A smart system for charging electric vehicles known as ELVIIS may leave the electric car industry all shook up - and for the better. The ELVIIS cross-industry research project would not only enable EVs to be recharged from any available outlet, but also use mobile and smart grid technology to establish the best energy deal for the consumer.
Short for Electric Vehicle Intelligent Infra Structure, ELVIIS is a research consortium including Volvo Car Corporation and Ericsson that aims to overcome the practical shortcomings of EVs that may stand in the way of mass market uptake, looking beyond the car itself to the spheres of mobile and smart grid technology.
As part of the ELVIIS project, a Volvo C30 Electric has been fitted out with a 7-inch color touchscreen from which the company's "smooth charging" concept can be controlled. Having plugged in, the driver uses the touchscreen (or separate phone or tablet) to choose between various presets for charge duration or total energy drawn. It's at the stage the mobile technology kicks in to optimize the process, invisibly from the driver's point of view.
First, the charge point is identified using GPS technology. The car will then communicate with the electricity grid based on user settings to establish the best energy price. The grid coordinates between connected cars (as well as other energy uses) to optimize the work it has to do.
This should mean that drivers needing a brief but urgent charge will be prioritized over those parking up for a some time - similar to broader strategies being employed in smart grids that seek to even out the peaks and troughs in energy consumption over the course of the day. This increases grid efficiency, and increases the usefulness and viability of renewable energy sources that aren't guaranteed to contribute at all times.

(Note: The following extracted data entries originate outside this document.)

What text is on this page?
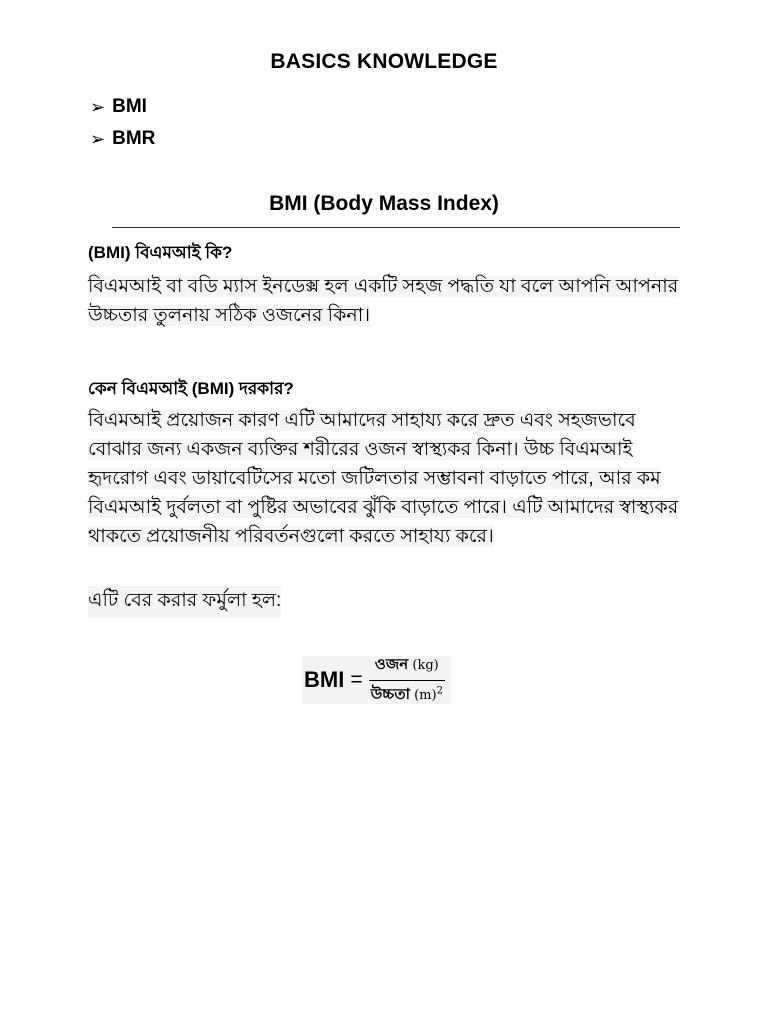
BASICS KNOWLEDGE
➢ BMI
➢ BMR
BMI (Body Mass Index)
(BMI) বিএমআই কি?
বিএমআই বা বডি ম্যাস ইনডেক্স হল একটি সহজ পদ্ধতি যা বলে আপনি আপনার উচ্চতার তুলনায় সঠিক ওজনের কিনা।
কেন বিএমআই (BMI) দরকার?
বিএমআই প্রয়োজন কারণ এটি আমাদের সাহায্য করে দ্রুত এবং সহজভাবে বোঝার জন্য একজন ব্যক্তির শরীরের ওজন স্বাস্থ্যকর কিনা। উচ্চ বিএমআই হৃদরোগ এবং ডায়াবেটিসের মতো জটিলতার সম্ভাবনা বাড়াতে পারে, আর কম বিএমআই দুর্বলতা বা পুষ্টির অভাবের ঝুঁকি বাড়াতে পারে। এটি আমাদের স্বাস্থ্যকর থাকতে প্রয়োজনীয় পরিবর্তনগুলো করতে সাহায্য করে।
এটি বের করার ফর্মুলা হল:
BMI = $\frac{\text{ওজন (kg)}}{উচ্চতা (m)^2}$
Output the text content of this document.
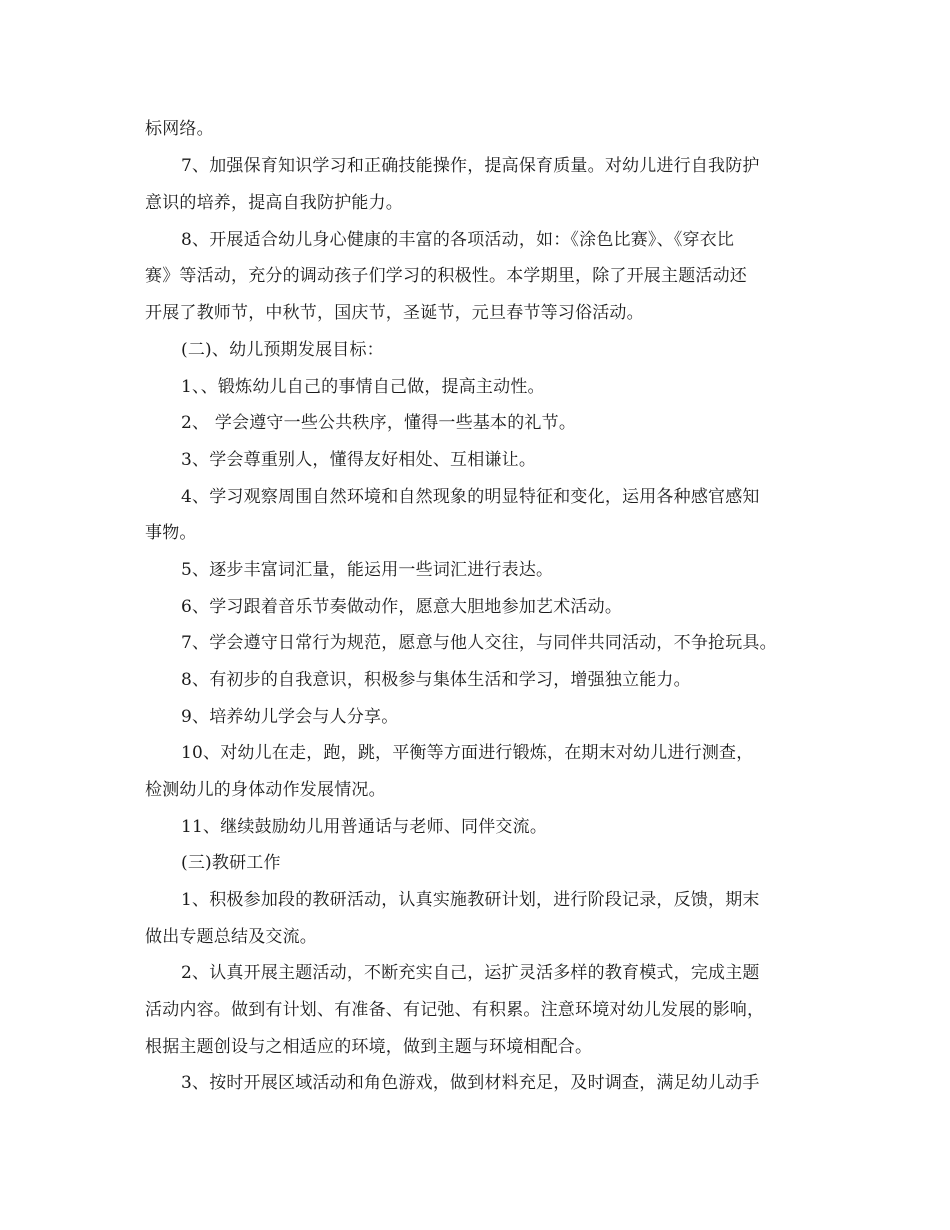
标网络。
7、加强保育知识学习和正确技能操作，提高保育质量。对幼儿进行自我防护
意识的培养，提高自我防护能力。
8、开展适合幼儿身心健康的丰富的各项活动，如：《涂色比赛》、《穿衣比
赛》等活动，充分的调动孩子们学习的积极性。本学期里，除了开展主题活动还
开展了教师节，中秋节，国庆节，圣诞节，元旦春节等习俗活动。
(二)、幼儿预期发展目标：
1、、锻炼幼儿自己的事情自己做，提高主动性。
2、 学会遵守一些公共秩序，懂得一些基本的礼节。
3、学会尊重别人，懂得友好相处、互相谦让。
4、学习观察周围自然环境和自然现象的明显特征和变化，运用各种感官感知
事物。
5、逐步丰富词汇量，能运用一些词汇进行表达。
6、学习跟着音乐节奏做动作，愿意大胆地参加艺术活动。
7、学会遵守日常行为规范，愿意与他人交往，与同伴共同活动，不争抢玩具。
8、有初步的自我意识，积极参与集体生活和学习，增强独立能力。
9、培养幼儿学会与人分享。
10、对幼儿在走，跑，跳，平衡等方面进行锻炼，在期末对幼儿进行测查，
检测幼儿的身体动作发展情况。
11、继续鼓励幼儿用普通话与老师、同伴交流。
(三)教研工作
1、积极参加段的教研活动，认真实施教研计划，进行阶段记录，反馈，期末
做出专题总结及交流。
2、认真开展主题活动，不断充实自己，运扩灵活多样的教育模式，完成主题
活动内容。做到有计划、有准备、有记弛、有积累。注意环境对幼儿发展的影响，
根据主题创设与之相适应的环境，做到主题与环境相配合。
3、按时开展区域活动和角色游戏，做到材料充足，及时调查，满足幼儿动手
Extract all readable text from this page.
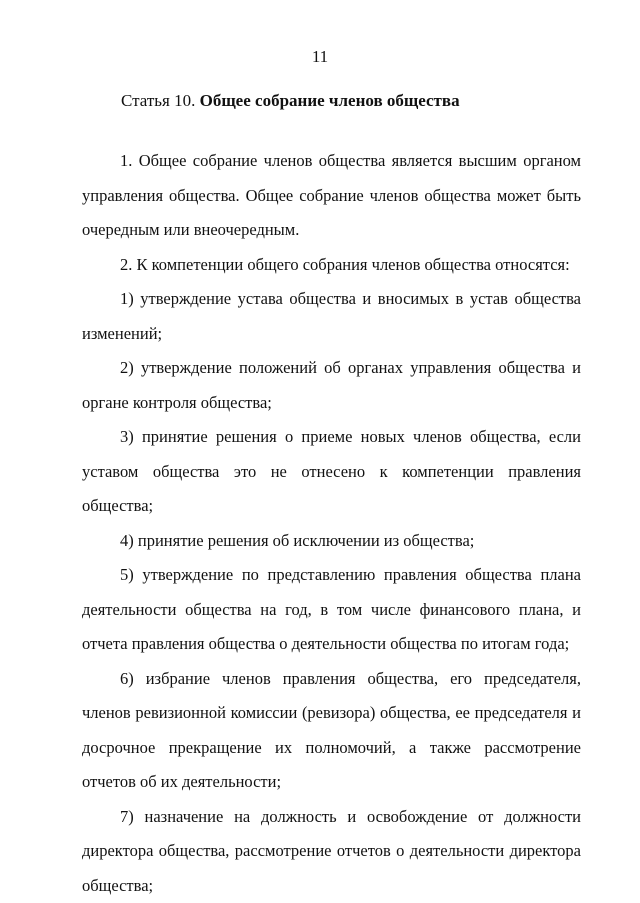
11
Статья 10. Общее собрание членов общества

1. Общее собрание членов общества является высшим органом управления общества. Общее собрание членов общества может быть очередным или внеочередным.

2. К компетенции общего собрания членов общества относятся:

1) утверждение устава общества и вносимых в устав общества изменений;

2) утверждение положений об органах управления общества и органе контроля общества;

3) принятие решения о приеме новых членов общества, если уставом общества это не отнесено к компетенции правления общества;

4) принятие решения об исключении из общества;

5) утверждение по представлению правления общества плана деятельности общества на год, в том числе финансового плана, и отчета правления общества о деятельности общества по итогам года;

6) избрание членов правления общества, его председателя, членов ревизионной комиссии (ревизора) общества, ее председателя и досрочное прекращение их полномочий, а также рассмотрение отчетов об их деятельности;

7) назначение на должность и освобождение от должности директора общества, рассмотрение отчетов о деятельности директора общества;
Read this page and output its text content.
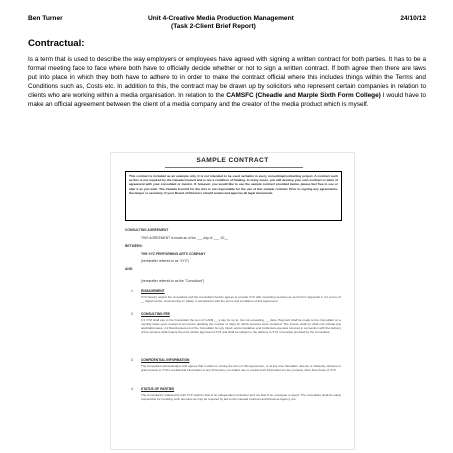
Ben Turner	Unit 4-Creative Media Production Management
(Task 2-Client Brief Report)
24/10/12
Contractual:

Is a term that is used to describe the way employers or employees have agreed with signing a written contract for both parties. It has to be a formal meeting face to face where both have to officially decide whether or not to sign a written contract. If both agree then there are laws put into place in which they both have to adhere to in order to make the contract official where this includes things within the Terms and Conditions such as, Costs etc. In addition to this, the contract may be drawn up by solicitors who represent certain companies in relation to clients who are working within a media organisation. In relation to the CAMSFC (Cheadle and Marple Sixth Form College) I would have to make an official agreement between the client of a media company and the creator of the media product which is myself.

SAMPLE CONTRACT
This contract is included as an example only. It is not intended to be used verbatim in every consulting/contracting project. A contract such as this is not required by the Canada Council and is not a condition of funding. In many cases, you will develop your own contract or letter of agreement with your consultant or mentor. If, however, you would like to use the sample contract provided below, please feel free to use or alter it as you wish. The Canada Council for the Arts is not responsible for the use of this sample contract. Prior to signing any agreements, the lawyer or secretary of your Board of Directors should review and approve all legal documents.
CONSULTING AGREEMENT
THIS AGREEMENT is made as of the ___ day of ___, 20__
BETWEEN:
THE XYZ PERFORMING ARTS COMPANY
(hereinafter referred to as "XYZ")
AND:
(hereinafter referred to as the "Consultant")
1. ENGAGEMENT
XYZ hereby retains the Consultant and the Consultant hereby agrees to provide XYZ with consulting services as set forth in Appendix 1, for a term of __ days/months, commencing on [date], in accordance with the terms and conditions of this Agreement.
2. CONSULTING FEE
2.1 XYZ shall pay to the Consultant the sum of CAD$ __ a day for up to, but not exceeding, __ days. Payment shall be made to the Consultant on a monthly basis upon receipt of an invoice detailing the number of days for which services were rendered. The invoice shall (or shall not) include any applicable taxes. 2.2 Reimbursement of the Consultant for any travel, accommodation and incidental expenses incurred in connection with the delivery of the services shall require the prior written approval of XYZ and shall be subject to the delivery to XYZ of receipts provided by the Consultant.
3. CONFIDENTIAL INFORMATION
The Consultant acknowledges and agrees that it shall not, during the term of this Agreement, or at any time thereafter, directly or indirectly, disclose or grant access to XYZ's confidential information to any third party, nor shall it use or exploit such information for any purpose other than those of XYZ.
4. STATUS OF PARTIES
The Consultant's relationship with XYZ shall be that of an independent contractor and not that of an employee or agent. The Consultant shall be solely responsible for remitting such amounts as may be required by law to the Canada Customs and Revenue Agency, the
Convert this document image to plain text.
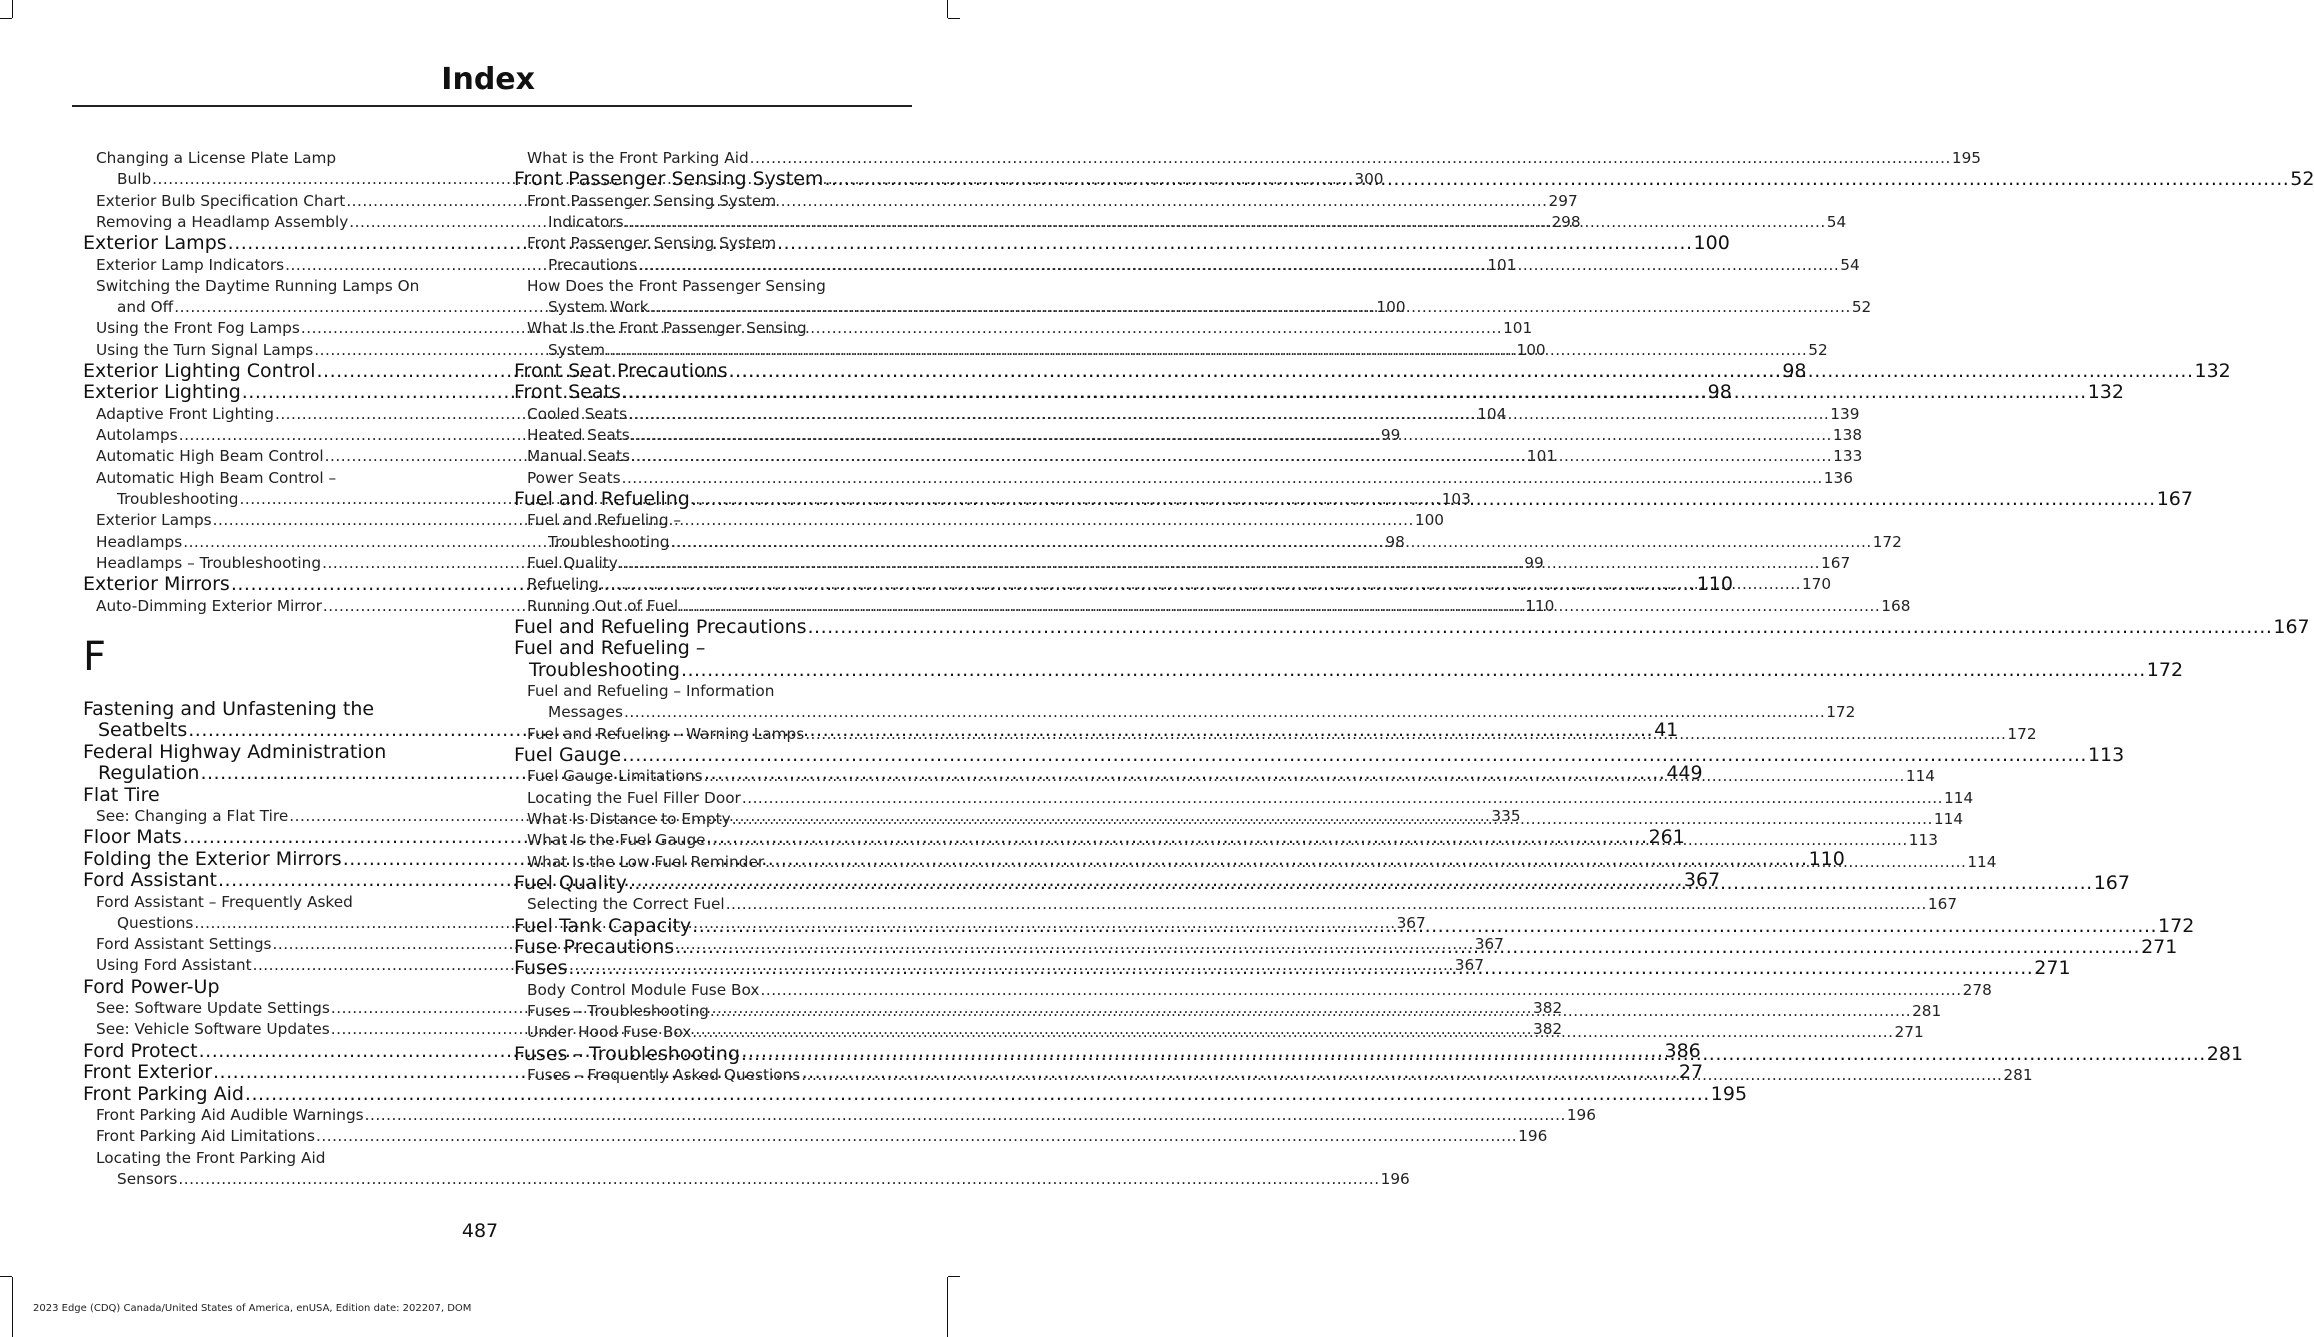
Index
Changing a License Plate Lamp
Bulb .....	300
Exterior Bulb Specification Chart .....	297
Removing a Headlamp Assembly .....	298
Exterior Lamps .....	100
Exterior Lamp Indicators .....	101
Switching the Daytime Running Lamps On
and Off .....	100
Using the Front Fog Lamps .....	101
Using the Turn Signal Lamps .....	100
Exterior Lighting Control .....	98
Exterior Lighting .....	98
Adaptive Front Lighting .....	104
Autolamps .....	99
Automatic High Beam Control .....	101
Automatic High Beam Control –
Troubleshooting .....	103
Exterior Lamps .....	100
Headlamps .....	98
Headlamps – Troubleshooting .....	99
Exterior Mirrors .....	110
Auto-Dimming Exterior Mirror .....	110
F
Fastening and Unfastening the
Seatbelts .....	41
Federal Highway Administration
Regulation .....	449
Flat Tire
See: Changing a Flat Tire .....	335
Floor Mats .....	261
Folding the Exterior Mirrors .....	110
Ford Assistant .....	367
Ford Assistant – Frequently Asked
Questions .....	367
Ford Assistant Settings .....	367
Using Ford Assistant .....	367
Ford Power-Up
See: Software Update Settings .....	382
See: Vehicle Software Updates .....	382
Ford Protect .....	386
Front Exterior .....	27
Front Parking Aid .....	195
Front Parking Aid Audible Warnings .....	196
Front Parking Aid Limitations .....	196
Locating the Front Parking Aid
Sensors .....	196
What is the Front Parking Aid .....	195
Front Passenger Sensing System .....	52
Front Passenger Sensing System
Indicators .....	54
Front Passenger Sensing System
Precautions .....	54
How Does the Front Passenger Sensing
System Work .....	52
What Is the Front Passenger Sensing
System .....	52
Front Seat Precautions .....	132
Front Seats .....	132
Cooled Seats .....	139
Heated Seats .....	138
Manual Seats .....	133
Power Seats .....	136
Fuel and Refueling .....	167
Fuel and Refueling –
Troubleshooting .....	172
Fuel Quality .....	167
Refueling .....	170
Running Out of Fuel .....	168
Fuel and Refueling Precautions .....	167
Fuel and Refueling –
Troubleshooting .....	172
Fuel and Refueling – Information
Messages .....	172
Fuel and Refueling – Warning Lamps .....	172
Fuel Gauge .....	113
Fuel Gauge Limitations .....	114
Locating the Fuel Filler Door .....	114
What Is Distance to Empty .....	114
What Is the Fuel Gauge .....	113
What Is the Low Fuel Reminder .....	114
Fuel Quality .....	167
Selecting the Correct Fuel .....	167
Fuel Tank Capacity .....	172
Fuse Precautions .....	271
Fuses .....	271
Body Control Module Fuse Box .....	278
Fuses – Troubleshooting .....	281
Under Hood Fuse Box .....	271
Fuses – Troubleshooting .....	281
Fuses – Frequently Asked Questions .....	281
487
2023 Edge (CDQ) Canada/United States of America, enUSA, Edition date: 202207, DOM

There are one or two other neat user-centric touches. The driver will be notified of any interruptions to the charging via a message sent to their mobile phone. And drivers will be able to have the bill of the charge redirected and added to their utility bill, which should ease suspicious minds when house guests ask if they can plug in their new EV.
The system will be fitted to a total of five Volvo C30 Electric cars and tested over the course of a year. Energy company Göteborg Energi and IT researchers the Viktoria Institute are the remaining partners in the ELVIIS project.
The ELVIIS-fitted Volvo Electric C30 is currently on display at the Mobile World Congress in Barcelona, so if you're in the area, it's now or never.
Putting permanent magnets aside form being massively expensive would reduce the fuel efficiency of every vehicle that moved through the field with the exception of carefully selected down grades.
If the people foolish enough to buy electric cars want to instal electromagnets that only come on under an electric vehicle provided they pay for the installation, the electricity, the necessary additional generating capacity, and me and every other person affected for the inconvenience while the road is under construction.
My fuel tank doesn't loose capacity with use and I can double the range by putting a few cans in the trunk. If I do run out of fuel I need a can of gas not a tow. my car weighs less and handles better as well. A full fill-up in five minutes doesn't hurt ether.
There is more untapped oil in the USofA than know oil in the middle east. Africa also has huge deposits that have been untouched but for good or ill the oil companies have learned about dealing with third world dictatorships.
Of all the replacements for fossil fuel for road transport (cars and trucks) stored electricity is in the bottom three. If you get a storage medium with a high enough energy density to be practical you are better off using it as an explosive than a mobile energy source. The worlds electrical grids are all ready overstressed and the people pushing electric cars are also blocking the building of additional generating capacity including the kinds they pushed until until they began to look practical. Plus batteries are environmental disasters.
Chemical fuel is not synonymous for fossil fuel. While farm grown bio-fuel is at least as bad of an idea as stored electricity waste stream derived bio-fuels is quite practical. Just look at the potential methane if every sewage treatment plant was maximized for gas production add yard waste and other uneaten bio-material and the process becomes quite economical. Fats can be separated to produce bio-diesel.
If not for the terrorist threat nuclear batteries (heat tapped from natural decay in enriched fuel) would be viable power source for motor vehicles; heavy but producing life of the vehicle power in most cases and after the batteries have reduced in out put below viable in cars the can still provide decades of stationary power before recycling. But alas terrorist render it moot.
I would be good with using electrically derived liquid ammonia as a motor fuel, but storage battery powered electric vehicles are pieces of junk.